The last 10 reps were brutal. I pushed up on his feet with just enough force to let him complete them, and truth be told, by the last four I was pretty much lifting his entire 170 pounds, and he was fighting to keep from simply dropping like a brick back down. I quickly pushed the bench back under his feet and hopped up to tear the tape off. I had to move fast, because the cleaning guy was making his rounds, wiping down the equipment. Even though he spoke only five or six words of English, I am fairly certain he could have communicated the bondage scenario playing out on the chinning bar to the manager. Randy collapsed into a sitting position on the bench, trying to massage the various parts of him that seemed to have been injected with sulfuric acid but finding his arms oddly uncooperative. His breathing came in rasping hitches, and his head was bowed to the floor. As I wadded up the pieces of tape into a lumpy silver softball, I explained the purpose of what I'd just put him through.

'Great job.

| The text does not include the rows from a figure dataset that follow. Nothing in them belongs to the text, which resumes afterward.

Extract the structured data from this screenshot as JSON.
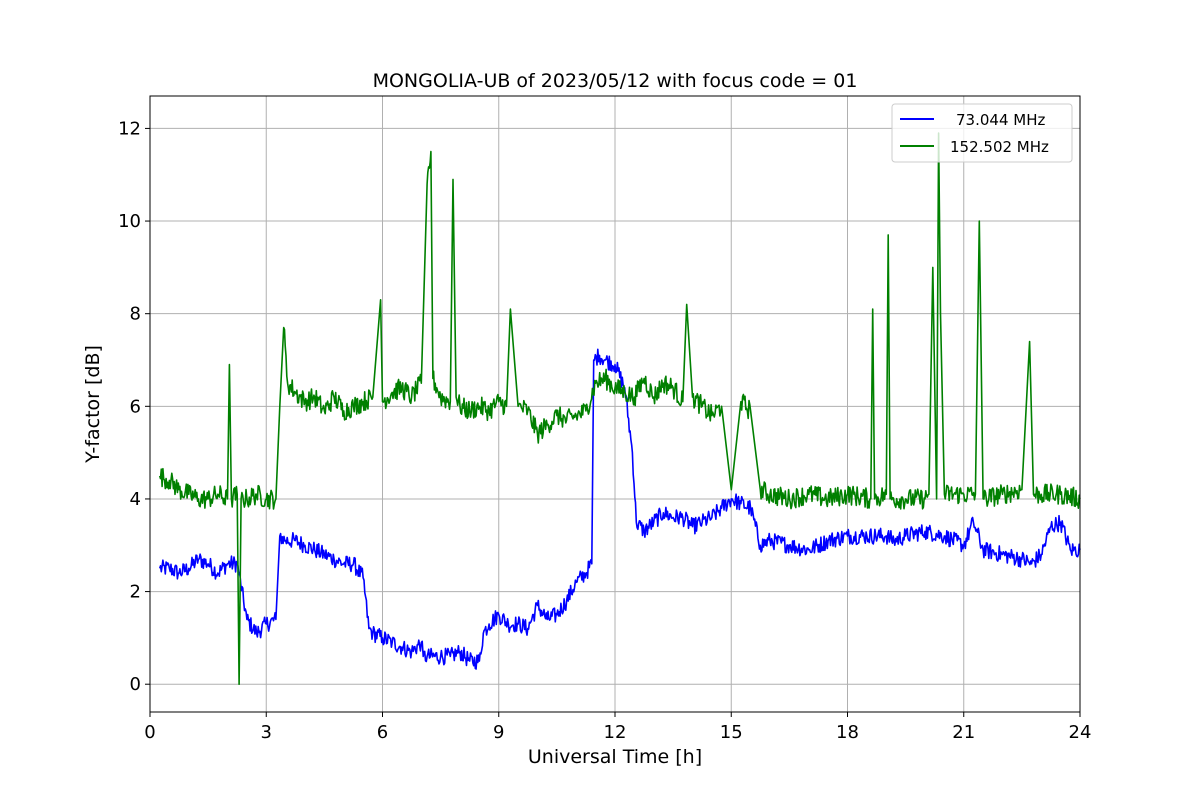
{
  "chart_data": {
    "type": "line",
    "title": "MONGOLIA-UB of 2023/05/12 with focus code = 01",
    "xlabel": "Universal Time [h]",
    "ylabel": "Y-factor [dB]",
    "xlim": [
      0,
      24
    ],
    "ylim": [
      -0.6,
      12.7
    ],
    "xticks": [
      0,
      3,
      6,
      9,
      12,
      15,
      18,
      21,
      24
    ],
    "yticks": [
      0,
      2,
      4,
      6,
      8,
      10,
      12
    ],
    "xtick_labels": [
      "0",
      "3",
      "6",
      "9",
      "12",
      "15",
      "18",
      "21",
      "24"
    ],
    "ytick_labels": [
      "0",
      "2",
      "4",
      "6",
      "8",
      "10",
      "12"
    ],
    "grid": true,
    "legend_position": "top-right",
    "series": [
      {
        "name": "73.044 MHz",
        "color": "#0000ff",
        "x": [
          0.25,
          0.5,
          0.75,
          1.0,
          1.25,
          1.5,
          1.75,
          2.0,
          2.25,
          2.5,
          2.75,
          3.0,
          3.25,
          3.35,
          3.5,
          3.75,
          4.0,
          4.25,
          4.5,
          4.75,
          5.0,
          5.25,
          5.5,
          5.65,
          5.75,
          6.0,
          6.25,
          6.5,
          6.75,
          7.0,
          7.05,
          7.15,
          7.5,
          7.75,
          8.0,
          8.25,
          8.5,
          8.6,
          8.75,
          9.0,
          9.25,
          9.5,
          9.75,
          10.0,
          10.25,
          10.5,
          10.75,
          11.0,
          11.25,
          11.4,
          11.45,
          11.6,
          11.75,
          12.0,
          12.25,
          12.45,
          12.55,
          12.75,
          13.0,
          13.25,
          13.5,
          13.75,
          14.0,
          14.25,
          14.5,
          14.75,
          15.0,
          15.25,
          15.5,
          15.75,
          16.0,
          16.5,
          17.0,
          17.5,
          18.0,
          18.5,
          19.0,
          19.2,
          19.5,
          20.0,
          20.5,
          21.0,
          21.25,
          21.5,
          22.0,
          22.5,
          22.75,
          23.0,
          23.25,
          23.5,
          23.75,
          24.0
        ],
        "y": [
          2.5,
          2.5,
          2.4,
          2.5,
          2.7,
          2.6,
          2.4,
          2.6,
          2.6,
          1.4,
          1.1,
          1.3,
          1.4,
          3.2,
          3.1,
          3.1,
          3.0,
          2.9,
          2.8,
          2.7,
          2.6,
          2.6,
          2.3,
          1.2,
          1.1,
          1.0,
          0.9,
          0.8,
          0.7,
          0.9,
          0.6,
          0.6,
          0.6,
          0.6,
          0.7,
          0.5,
          0.5,
          1.1,
          1.3,
          1.5,
          1.3,
          1.3,
          1.2,
          1.7,
          1.4,
          1.5,
          1.8,
          2.2,
          2.4,
          2.6,
          7.0,
          7.1,
          7.0,
          6.9,
          6.4,
          5.0,
          3.5,
          3.3,
          3.5,
          3.7,
          3.6,
          3.6,
          3.4,
          3.5,
          3.6,
          3.8,
          4.0,
          3.9,
          3.8,
          3.0,
          3.1,
          3.0,
          2.9,
          3.1,
          3.2,
          3.2,
          3.2,
          3.1,
          3.2,
          3.3,
          3.2,
          3.0,
          3.5,
          2.9,
          2.8,
          2.7,
          2.6,
          2.8,
          3.4,
          3.5,
          2.9,
          2.9
        ]
      },
      {
        "name": "152.502 MHz",
        "color": "#008000",
        "x": [
          0.25,
          0.5,
          0.75,
          1.0,
          1.25,
          1.5,
          1.75,
          2.0,
          2.05,
          2.1,
          2.25,
          2.3,
          2.35,
          2.5,
          2.75,
          3.0,
          3.25,
          3.35,
          3.45,
          3.55,
          3.75,
          4.0,
          4.25,
          4.5,
          4.75,
          5.0,
          5.25,
          5.5,
          5.75,
          5.95,
          6.0,
          6.25,
          6.5,
          6.75,
          7.0,
          7.15,
          7.25,
          7.3,
          7.4,
          7.5,
          7.75,
          7.82,
          7.9,
          8.0,
          8.25,
          8.5,
          8.75,
          9.0,
          9.2,
          9.3,
          9.5,
          9.75,
          10.0,
          10.25,
          10.5,
          10.75,
          11.0,
          11.25,
          11.5,
          11.75,
          12.0,
          12.25,
          12.5,
          12.75,
          13.0,
          13.25,
          13.5,
          13.75,
          13.85,
          14.0,
          14.25,
          14.5,
          14.75,
          15.0,
          15.25,
          15.5,
          15.75,
          16.0,
          16.5,
          17.0,
          17.5,
          18.0,
          18.6,
          18.65,
          18.7,
          19.0,
          19.05,
          19.1,
          19.5,
          20.0,
          20.1,
          20.2,
          20.3,
          20.35,
          20.4,
          20.5,
          21.0,
          21.3,
          21.4,
          21.5,
          22.0,
          22.5,
          22.7,
          22.8,
          23.0,
          23.5,
          24.0
        ],
        "y": [
          4.5,
          4.4,
          4.2,
          4.1,
          4.0,
          4.0,
          4.1,
          4.0,
          6.9,
          4.0,
          4.1,
          0.0,
          4.0,
          4.0,
          4.1,
          4.0,
          4.0,
          6.0,
          7.7,
          6.5,
          6.3,
          6.1,
          6.2,
          5.9,
          6.2,
          5.9,
          6.0,
          6.1,
          6.2,
          8.3,
          6.1,
          6.3,
          6.4,
          6.2,
          6.5,
          10.8,
          11.5,
          6.6,
          6.4,
          6.2,
          6.1,
          10.9,
          6.2,
          6.0,
          5.9,
          6.0,
          5.9,
          6.1,
          6.0,
          8.1,
          6.0,
          5.9,
          5.4,
          5.6,
          5.8,
          5.7,
          5.8,
          5.9,
          6.5,
          6.6,
          6.4,
          6.3,
          6.2,
          6.6,
          6.2,
          6.5,
          6.4,
          6.1,
          8.2,
          6.2,
          6.0,
          5.8,
          6.0,
          4.2,
          6.1,
          5.9,
          4.2,
          4.1,
          4.0,
          4.1,
          4.0,
          4.1,
          4.0,
          8.1,
          4.0,
          4.1,
          9.7,
          4.0,
          4.0,
          4.0,
          4.1,
          9.0,
          4.0,
          11.9,
          8.0,
          4.1,
          4.1,
          4.1,
          10.0,
          4.0,
          4.1,
          4.2,
          7.4,
          4.1,
          4.1,
          4.1,
          4.0
        ]
      }
    ]
  }
}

Nod your head if you can still hear and understand me, Randy.' There was a little bobbing movement from his sweaty head. 'As you may have guessed, that wasn't just about back training. One of the most important elements to being a successful bodybuilder is training hard. Everyone thinks they train hard, but very few guys in the gym have a clue as to what hard training is really all about.' Randy peeked up, squinting. His other eye was closed with salty sweat, but he wasn't able to wipe it just yet.

'I do,' he croaked.

'You're starting to learn, but I've watched you in here and I know you've never taken a set that far, have you?' He shook his head, finally managing to get a forearm up to wipe the sweat from his eyes. 'It's all about breaking through the pain barrier. Most men and women stop a set when it starts to hurt and further reps seem impossible, but a real bodybuilder knows there's still a lot more left inside him if he can only shut off that inner voice that tells him to stop. Were you hearing that voice a minute ago?'

'Oh, yeah, it was screaming all right.'

'And I know the pain was unbearable. But you kept going. Most guys can do chins for months and never get any growth because they don't go to true failure. They don't push their limits enough. I guarantee you your back is going to be sore for three or four days at least, and it will grow from what you just did.'

'Right on,' he said, his breathing almost back to normal.

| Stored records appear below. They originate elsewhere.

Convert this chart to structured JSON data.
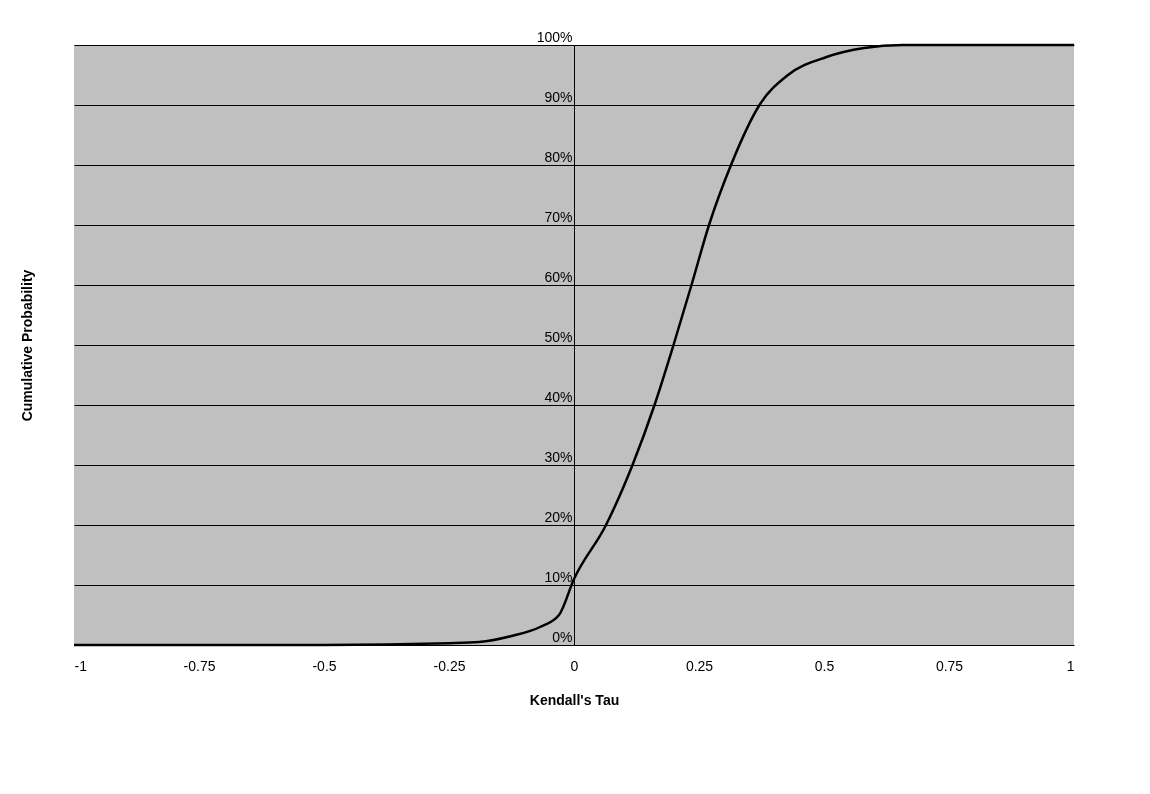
{
  "chart_data": {
    "type": "line",
    "xlabel": "Kendall's Tau",
    "ylabel": "Cumulative Probability",
    "x": [
      -1,
      -0.5,
      -0.25,
      -0.19,
      -0.125,
      -0.068,
      -0.03,
      0,
      0.064,
      0.117,
      0.161,
      0.199,
      0.235,
      0.27,
      0.314,
      0.371,
      0.428,
      0.505,
      0.58,
      0.657,
      0.8,
      1
    ],
    "series": [
      {
        "color": "#000000",
        "values": [
          0,
          0,
          0.3,
          0.5,
          1.5,
          3,
          5,
          11,
          20,
          30,
          40,
          50,
          60,
          70,
          80,
          90,
          95,
          98,
          99.5,
          100,
          100,
          100
        ]
      }
    ],
    "xlim": [
      -1,
      1
    ],
    "xticks": [
      -1,
      -0.75,
      -0.5,
      -0.25,
      0,
      0.25,
      0.5,
      0.75,
      1
    ],
    "ylim": [
      0,
      100
    ],
    "yticks": [
      {
        "value": 0,
        "label": "0%"
      },
      {
        "value": 10,
        "label": "10%"
      },
      {
        "value": 20,
        "label": "20%"
      },
      {
        "value": 30,
        "label": "30%"
      },
      {
        "value": 40,
        "label": "40%"
      },
      {
        "value": 50,
        "label": "50%"
      },
      {
        "value": 60,
        "label": "60%"
      },
      {
        "value": 70,
        "label": "70%"
      },
      {
        "value": 80,
        "label": "80%"
      },
      {
        "value": 90,
        "label": "90%"
      },
      {
        "value": 100,
        "label": "100%"
      }
    ],
    "grid": "y",
    "marker": "none",
    "line_style": "solid"
  }
}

I knew the chins had knocked the crap out of Randy, so I only put him through one more tough set, a drop set of barbell rows that had him start out with 185, drop to 135 and drop again to just 95 for a total of about 25 reps. Dumbbell shrugs and hyperextensions rounded out his first back session with me.

'Any questions?' I asked as I was about to send him on his way until next time.

'Just one,' he hesitated, unsure of the appropriateness. 'Do you ever get used to the pain?' That was a great question, one I was glad he'd thought of.

'You never quite get used to it'at least it always hurts when you train hard. But I can tell you that you learn to embrace it, to seek it out and make it your friend, because it means you're forcing the muscle to adapt and grow. Once you appreciate that, the pain takes on a different meaning and stops being something you dread.' He nodded, and I saw that the message was sinking in. I had the sense that Randy wasn't going to join the long list of those I'd started down the bodybuilding path who hadn't seen it through. The kid had a lot of heart, and he was destined to be very good. He had just learned a valuable lesson and had passed the test by not complaining or trying to quit at any point. Of course, that meant I was obligated to keep the heat turned up high.

As he staggered over to the locker room, I gave him the good news.

'Tomorrow is legs, young buck!' I saw the color drain from his face, but I knew deep down he was up to the challenge. The Force was strong in this one.